January 29th, 2013 at 5:52 PM ^
January 29th, 2013 at 5:45 PM ^
KenPom's numbers for Florida are ridiculous, though that's because Florida is absolutely blowing the doors off the SEC. The Gators played a pretty solid preseason slate and, aside from two pretty close non-home losses, have been crushing opponents. The last time they won by less than 15 was... well, last March. They've won 16 games by at least 15 (and often 20+) points.
Are they really that dominant? Hard to say until tournament time, given the quality of the SEC, but this guy is going by Pomeroy's numbers, and that's why they have the big numbers.
January 30th, 2013 at 4:18 AM ^
January 29th, 2013 at 6:29 PM ^
I wonder if there was any way to do this with past tournaments, with the probability all calculated before the tournament started, and then after the tournament see how well the predicitions held up. I think it would be interesting to see how well these TeamRanking predictions hold up, and other things like how improbable some of the cinderellas are or if some teams perpetually choke away good odds/make a habit of winning with bad odds.

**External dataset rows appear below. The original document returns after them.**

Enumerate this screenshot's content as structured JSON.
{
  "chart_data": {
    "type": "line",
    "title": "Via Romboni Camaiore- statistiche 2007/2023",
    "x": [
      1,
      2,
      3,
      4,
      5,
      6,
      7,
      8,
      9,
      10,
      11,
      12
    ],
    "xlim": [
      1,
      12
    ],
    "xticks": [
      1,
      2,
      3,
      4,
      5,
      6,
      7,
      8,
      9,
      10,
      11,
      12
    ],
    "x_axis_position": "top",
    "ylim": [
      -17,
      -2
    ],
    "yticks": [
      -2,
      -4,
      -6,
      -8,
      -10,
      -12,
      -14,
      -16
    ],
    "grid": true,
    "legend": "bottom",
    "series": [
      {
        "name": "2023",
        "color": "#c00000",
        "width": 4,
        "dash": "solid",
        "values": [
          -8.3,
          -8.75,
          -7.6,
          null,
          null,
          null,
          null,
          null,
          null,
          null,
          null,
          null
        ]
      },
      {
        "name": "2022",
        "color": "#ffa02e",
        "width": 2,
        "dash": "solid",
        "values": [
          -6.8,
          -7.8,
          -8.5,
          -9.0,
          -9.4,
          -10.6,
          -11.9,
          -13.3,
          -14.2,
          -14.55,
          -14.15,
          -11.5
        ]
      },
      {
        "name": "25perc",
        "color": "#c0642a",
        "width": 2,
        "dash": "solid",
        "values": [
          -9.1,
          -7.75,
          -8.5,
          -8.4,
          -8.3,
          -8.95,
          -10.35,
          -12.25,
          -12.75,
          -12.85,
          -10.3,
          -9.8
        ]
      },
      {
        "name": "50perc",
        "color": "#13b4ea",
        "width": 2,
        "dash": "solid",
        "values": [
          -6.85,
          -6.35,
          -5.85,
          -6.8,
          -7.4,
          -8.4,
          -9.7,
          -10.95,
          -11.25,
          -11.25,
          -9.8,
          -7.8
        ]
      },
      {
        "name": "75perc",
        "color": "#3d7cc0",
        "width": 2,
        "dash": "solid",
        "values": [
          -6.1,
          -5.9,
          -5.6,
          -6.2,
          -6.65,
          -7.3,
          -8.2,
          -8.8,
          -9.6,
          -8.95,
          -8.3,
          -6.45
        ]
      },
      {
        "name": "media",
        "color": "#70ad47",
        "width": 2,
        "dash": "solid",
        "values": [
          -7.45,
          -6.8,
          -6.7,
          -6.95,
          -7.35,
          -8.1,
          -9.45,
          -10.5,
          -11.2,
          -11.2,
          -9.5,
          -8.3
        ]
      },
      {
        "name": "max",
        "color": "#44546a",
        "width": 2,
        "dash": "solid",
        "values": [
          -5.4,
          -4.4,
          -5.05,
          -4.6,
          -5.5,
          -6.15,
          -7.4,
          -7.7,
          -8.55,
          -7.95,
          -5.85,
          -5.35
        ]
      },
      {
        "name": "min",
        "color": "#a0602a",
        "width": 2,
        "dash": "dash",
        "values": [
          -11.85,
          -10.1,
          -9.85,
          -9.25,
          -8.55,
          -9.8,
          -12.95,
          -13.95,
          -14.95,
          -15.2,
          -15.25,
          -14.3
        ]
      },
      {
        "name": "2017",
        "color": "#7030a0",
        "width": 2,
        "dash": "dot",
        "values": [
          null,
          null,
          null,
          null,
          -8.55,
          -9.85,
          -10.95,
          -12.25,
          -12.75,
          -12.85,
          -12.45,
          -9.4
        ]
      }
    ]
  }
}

January 29th, 2013 at 6:39 PM ^
Given that no #16 seed has ever beaten a #1 (and there have been over 100 of these 1-vs-16 matchups since 1985), shouldn't the #1 seeds each have like a 99.9% chance of winning the first round?
January 29th, 2013 at 7:05 PM ^
Depends on if you're in the Bayesian camp or the Frequentist
long live the Bayesian Conspiracy
January 30th, 2013 at 5:31 AM ^
KenPom has Florida 7 1/2 points better than the next best team (Michigan), which looks to be the biggest spread there's ever been between #1 and #2 in their eleven years of data.
At Massey, that difference is a little less than 2; Sagarin has it at about 2 1/2 (Sag has Indiana and Louisville ahead of Michigan). I'm using the Power and Predictor ratings here, not the versions with an ELO result built in, since those are the versions comparable to KenPom and they're the one's established as the best predictors.
To put it another way, KenPom doesn't think anyone in the country would be less than a 7-point underdog to Florida; Sagarin thinks there are 16 schools within seven points, Massey thinks there are four.
That seems to be a consistent trend through the years, as far as I can tell. KenPom consistently thinkis the strongest teams have distanced themselves by larger spreads from the teams below them.
Does anyone know enough about the systems to know why this would be? Or have any data on how the various systems have done with their predictions, historically?